As we can see, LeNet now is overfitted on this 1k dataset. Instead of providing more data, we can use Weight Decay to improve its generalization ability.

**To-dos**: 
    - (5 points)Write the dataset loading script, training script
    - (5 points)Add **weights penalty** into the loss function.
    - (10 points)Train LeNet from scratch.
    - (10 points)Plot out the training loss curve, validation loss curve, training accuracy curve, and validation accuracy curve as those plots in the above section.

## Task 6: Dropout

[Dropout](https://www.cs.toronto.edu/~hinton/absps/JMLRdropout.pdf) can also help with generalization. It randomly drops units from the neural network during training. Thus, training a neural network with dropout can be seen as training a collection of many sub-networks.

**To-dos**:
    - (5 points)Complete the **dropout_forward()** function for class Dropout.
    - (5 points)Modify the class LeNet with dropout layer and build a new class named LeNetDrop: add a dropout layer after layer c1, layer c3, and layer c5.
    - Write the dataset loading script, training script.
    - Train LeNetDrop on the 1k dataset.
    - (10 points)Plot out the training loss curve, validation loss curve, training accuracy curve and validation accuracy curve.

In [None]:
class Dropout(nn.Module):
  def __init__(self, p, device):
    super(Dropout, self).__init__()
    """
    inputs:
     p: scalar, the probability of an element to be zeroed.
    """
    self.p = p
    self.device = device
    
    
  def dropout_forward(self, X, training=True):
    """
    inputs:
      X: (N, *), input of dropout layer
      training: boolean, apply dropout if true.

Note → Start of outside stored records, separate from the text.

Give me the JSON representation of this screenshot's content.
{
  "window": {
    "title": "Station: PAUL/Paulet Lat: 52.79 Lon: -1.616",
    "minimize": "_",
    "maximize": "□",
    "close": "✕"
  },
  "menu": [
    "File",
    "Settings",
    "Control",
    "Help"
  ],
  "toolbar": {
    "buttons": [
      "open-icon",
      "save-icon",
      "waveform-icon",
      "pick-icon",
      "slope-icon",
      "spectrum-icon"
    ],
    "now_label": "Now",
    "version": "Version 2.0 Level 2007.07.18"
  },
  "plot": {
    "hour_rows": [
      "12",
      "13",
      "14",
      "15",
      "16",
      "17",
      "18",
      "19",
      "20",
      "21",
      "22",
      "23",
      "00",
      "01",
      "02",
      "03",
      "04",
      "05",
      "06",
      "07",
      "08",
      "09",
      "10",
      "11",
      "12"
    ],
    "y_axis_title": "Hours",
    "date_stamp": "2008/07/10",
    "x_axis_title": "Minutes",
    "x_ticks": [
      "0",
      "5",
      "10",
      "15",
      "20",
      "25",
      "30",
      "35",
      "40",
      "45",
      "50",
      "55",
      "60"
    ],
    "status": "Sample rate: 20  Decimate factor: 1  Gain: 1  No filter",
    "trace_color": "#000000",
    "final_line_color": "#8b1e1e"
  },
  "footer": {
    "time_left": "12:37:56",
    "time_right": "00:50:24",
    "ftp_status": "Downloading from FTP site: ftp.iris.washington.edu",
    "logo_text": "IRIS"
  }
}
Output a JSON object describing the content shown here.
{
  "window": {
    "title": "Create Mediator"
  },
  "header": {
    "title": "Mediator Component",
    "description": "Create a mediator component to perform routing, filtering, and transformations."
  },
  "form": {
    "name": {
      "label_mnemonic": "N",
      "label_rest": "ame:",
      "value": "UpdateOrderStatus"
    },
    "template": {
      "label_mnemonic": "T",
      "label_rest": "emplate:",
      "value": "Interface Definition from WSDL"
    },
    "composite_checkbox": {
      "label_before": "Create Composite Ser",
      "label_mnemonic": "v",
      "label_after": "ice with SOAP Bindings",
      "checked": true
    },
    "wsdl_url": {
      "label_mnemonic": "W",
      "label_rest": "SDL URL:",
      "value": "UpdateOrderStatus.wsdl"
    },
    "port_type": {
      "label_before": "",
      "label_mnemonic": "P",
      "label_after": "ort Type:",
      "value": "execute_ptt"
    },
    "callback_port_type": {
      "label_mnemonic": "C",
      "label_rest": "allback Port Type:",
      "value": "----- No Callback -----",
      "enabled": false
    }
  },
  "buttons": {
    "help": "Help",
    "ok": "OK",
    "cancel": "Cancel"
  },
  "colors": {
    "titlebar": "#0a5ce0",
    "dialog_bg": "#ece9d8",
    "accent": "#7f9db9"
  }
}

Note: We do not apply dropout during testing.
    outputs:
      Y: (N, *)
    """
    ### Start the code here  ###
    
    
    
    
    ###  End of the code ###
    return Y
  
  def forward(self, X):
    return self.dropout_forward(X)

In [None]:
# dataset loading, training script and other codes starts here:

## Task 7: Train on full dataset

Now, train the LeNetDrop on the full MNIST dataset. 

**To-do**:
    - Write the dataset loading script, training script for LeNetDrop.
    - Train LeNetDrop on the full MNIST dataset below.
    - (10 points)Plot out the training loss curve, validation loss curve, training accuracy curve and validation accuracy curve.

In [None]:
# dataset loading, training script and other codes starts here:

## Batch Normalization

[Batch Normalization](https://arxiv.org/pdf/1502.03167.pdf) can accelerate the training procedure by shifting and scaling the input for each layer. 

**To-do**:
    - (10 points)Complete the **batch_norm_forward()** function for class BatchNorm.
    - (5 points)Modify the class LeNetDrop to class LeNetDropNorm: add a batch normalization layer after layer each dropout layer for LeNetDrop. 
    - Write the dataset loading script, training script for LeNetDropNorm.
    - Train LeNetDropNorm on the full MNIST dataset.
    - (10 points)Plot out the training loss curve, validation loss curve, training accuracy curve and validation accuracy curve.

In [None]:
class BatchNorm(nn.Module):
  def __init__(self, num_features, device, eps=1e-5):
    super(BatchNorm, self).__init__()
    self.gamma = nn.Parameter(torch.ones(num_features, dtype=torch.float32, device=device), requires_grad=True)
    self.beta = nn.Parameter(torch.zeros(num_features, dtype=torch.float32, device=device), requires_grad=True)
    self.moving_mean_gamma = 0.
    self.moving_mean_beta = 0.
    self.eps = eps
    self.num_features = num_features
    self.device = device
    
  def batch_norm_forward(self, x):
    """
    input:
      X: (N, *), input of dropout layer, where N is the batch size
    output:
      Y: (N, *), where N is the batch size
    """
    ### Start the code here  ###
    
    
    
    
    ###  End of the code ###
    
    return Y
    
  def forward(self, inputs):
    return self.batch_norm_forward(inputs)

## Submission

- Make sure you have finished all the required implementation tasks.
- Check your codes and make sure the result in each section could be reproducible.
- Upload the Jupyter file with all required figures plotted.
- Upload a pdf version of this Jupyter note. You can first download a html file by clicking on the Jupyter menu bar: File --> Download as --> HTML (.html). Then open the html file and convert it into a pdf file with your browser.